Case for employer ownership unclear

The UK Commission for Employment and Skills (UKCES) has confirmed its most recent report was drawn up using no new data or research.

Proposals made in the Employer Ownership of  Skills report were suggested by the 23  UKCES commissioners, of  which three represent both further and higher education, and three represent small and medium-sized employers.

The UKCES says the proposals, which include increasing the amount of  public funding given directly to employers for apprenticeships and training, address some of  the issues highlighted in The Youth Inquiry and the Employer Perspectives Survey 2010.

“The solutions we’re proposing – one of  which is to route some public funding for employer facing skills through employers in return for greater private investment – isn’t contained within these reports,” a spokesperson for UKCES said.

“That’s because they (quite genuinely) came directly from our commissioners, who are a mix of  large and small employers, representatives from FE and HE, Unions, third sector, etc.”

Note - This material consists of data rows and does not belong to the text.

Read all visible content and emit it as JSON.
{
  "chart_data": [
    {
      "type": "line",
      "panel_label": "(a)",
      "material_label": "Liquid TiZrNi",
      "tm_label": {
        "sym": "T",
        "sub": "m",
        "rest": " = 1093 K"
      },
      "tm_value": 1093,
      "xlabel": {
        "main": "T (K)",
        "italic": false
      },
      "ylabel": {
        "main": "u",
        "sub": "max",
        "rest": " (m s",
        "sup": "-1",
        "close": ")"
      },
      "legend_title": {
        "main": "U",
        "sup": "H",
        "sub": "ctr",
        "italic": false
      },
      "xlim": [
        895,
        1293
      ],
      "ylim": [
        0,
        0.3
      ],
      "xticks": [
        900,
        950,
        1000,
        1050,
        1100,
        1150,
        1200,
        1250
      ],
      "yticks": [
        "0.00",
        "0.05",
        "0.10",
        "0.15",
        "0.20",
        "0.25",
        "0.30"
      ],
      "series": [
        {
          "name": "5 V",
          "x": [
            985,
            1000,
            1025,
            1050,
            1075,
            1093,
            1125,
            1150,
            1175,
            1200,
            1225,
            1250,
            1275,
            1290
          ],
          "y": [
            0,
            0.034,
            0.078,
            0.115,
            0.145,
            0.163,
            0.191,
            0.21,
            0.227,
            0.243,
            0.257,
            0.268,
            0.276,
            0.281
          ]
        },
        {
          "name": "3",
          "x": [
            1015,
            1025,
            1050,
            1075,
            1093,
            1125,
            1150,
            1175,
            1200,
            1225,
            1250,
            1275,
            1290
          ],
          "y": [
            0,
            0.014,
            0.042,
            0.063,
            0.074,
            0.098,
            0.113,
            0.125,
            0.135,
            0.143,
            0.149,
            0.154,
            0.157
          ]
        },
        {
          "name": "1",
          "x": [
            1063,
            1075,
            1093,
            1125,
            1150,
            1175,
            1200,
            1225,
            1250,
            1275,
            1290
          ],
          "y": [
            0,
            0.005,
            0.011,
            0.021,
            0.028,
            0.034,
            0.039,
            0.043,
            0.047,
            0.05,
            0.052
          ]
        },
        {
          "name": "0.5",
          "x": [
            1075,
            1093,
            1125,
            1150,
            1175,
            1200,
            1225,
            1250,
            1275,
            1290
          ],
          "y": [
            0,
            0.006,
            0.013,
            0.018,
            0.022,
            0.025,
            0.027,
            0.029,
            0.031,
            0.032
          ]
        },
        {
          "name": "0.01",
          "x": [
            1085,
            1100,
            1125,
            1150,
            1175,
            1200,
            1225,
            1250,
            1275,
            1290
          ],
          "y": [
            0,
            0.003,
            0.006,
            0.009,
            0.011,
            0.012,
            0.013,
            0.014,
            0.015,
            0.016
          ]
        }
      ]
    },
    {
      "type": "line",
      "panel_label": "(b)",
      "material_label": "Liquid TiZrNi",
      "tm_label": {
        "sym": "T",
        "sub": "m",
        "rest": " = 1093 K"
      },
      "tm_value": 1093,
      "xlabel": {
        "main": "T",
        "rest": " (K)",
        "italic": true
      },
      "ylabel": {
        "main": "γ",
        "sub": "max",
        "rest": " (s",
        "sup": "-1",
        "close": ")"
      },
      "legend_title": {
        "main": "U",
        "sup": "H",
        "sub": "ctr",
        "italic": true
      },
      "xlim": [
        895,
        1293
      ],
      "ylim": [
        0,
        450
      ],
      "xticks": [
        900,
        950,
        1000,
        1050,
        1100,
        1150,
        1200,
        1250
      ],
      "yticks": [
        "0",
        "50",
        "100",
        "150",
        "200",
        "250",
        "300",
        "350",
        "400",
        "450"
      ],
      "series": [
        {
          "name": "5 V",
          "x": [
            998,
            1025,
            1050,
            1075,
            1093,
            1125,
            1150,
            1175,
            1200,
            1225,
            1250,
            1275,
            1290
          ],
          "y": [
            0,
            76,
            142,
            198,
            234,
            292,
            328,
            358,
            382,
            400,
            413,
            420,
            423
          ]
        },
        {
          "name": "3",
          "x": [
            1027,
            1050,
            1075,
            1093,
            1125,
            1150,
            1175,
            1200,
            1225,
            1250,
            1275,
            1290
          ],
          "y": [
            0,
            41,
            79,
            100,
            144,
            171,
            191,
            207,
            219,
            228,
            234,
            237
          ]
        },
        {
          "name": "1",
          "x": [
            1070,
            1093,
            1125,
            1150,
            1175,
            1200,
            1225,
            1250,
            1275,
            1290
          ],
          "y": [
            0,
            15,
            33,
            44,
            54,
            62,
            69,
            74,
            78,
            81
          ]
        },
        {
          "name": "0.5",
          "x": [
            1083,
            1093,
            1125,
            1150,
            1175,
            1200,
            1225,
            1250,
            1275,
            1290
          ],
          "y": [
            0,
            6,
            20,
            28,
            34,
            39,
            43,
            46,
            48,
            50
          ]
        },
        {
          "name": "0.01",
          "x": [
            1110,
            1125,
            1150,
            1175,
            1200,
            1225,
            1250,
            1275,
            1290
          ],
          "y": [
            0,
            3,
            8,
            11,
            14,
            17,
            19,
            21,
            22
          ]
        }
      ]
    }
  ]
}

She also added: “The documents set out some of  the problems – the two different skills systems, the comparative lack of  employer interest and investment in the publicly-funded skills system and so on. So we know for definite that the issues are real.”

It is not clear whether all SMEs want this reform.”

The UKCES report suggests funding employers directly for apprenticeships through the tax system, as well as reviewing the effects of  current policy and infrastructure on employer ownership.

It states: “We propose that Government Invite employers to step up to the challenge of  bringing more young people (16-24) into the productive workforce by funding employers directly for apprenticeships, for example through the tax system (e.g. via National Insurance rebates) and incentivising work experience.”

The report says an increased amount of  public funding would help create “a more responsive training provider network” and encourage employers to contribute more to vocational training. Other benefits include allowing colleges and training providers to compete based on quality and innovation, rather than volumes and government priorities.

The 157 Group, however, says it is “not clear” whether all small and medium sized employers (SMEs) are supportive of  the reforms.

“Many strongly value the role of  colleges and other training providers in sorting out the administration and reporting that has to be associated with spending public money,” said Lynne Sedgmore CBE, executive director of  the 157 Group. “It is not clear whether all SMEs want this reform.”

The Association of  Employment and Learning Providers (AELP) says the UKCES proposals will only be successful if  they manage to persuade employers to contribute more of  their own money towards training.

“The move to reposition apprenticeship and skills development as an employer responsibility is enthusiastically supported, but we must watch out for dead-weight,” said Graham Hoyle, chief executive of  the AELP.

“The aim and the ultimate success of  the new proposals must be to persuade more employers of  the economic benefit of  increasing their investment in their skills agenda, leaving the government to continue supporting the many individuals who are wanting to get onto the first step of  the ladder in order to start confidently moving upwards.”

Sean Taggart, UKCES commissioner and chief  executive of  The Albatross Group, supports the proposals and said direct funding would not simply be used as a “giveaway” for businesses.

He said: “This public investment will be used to leverage greater private investment in skills development. Colleges, schools and learners have been asking for improved access to employers and this is a real opportunity for that to happen, with benefits for all concerned. It’s important to remember that this is not a giveaway.”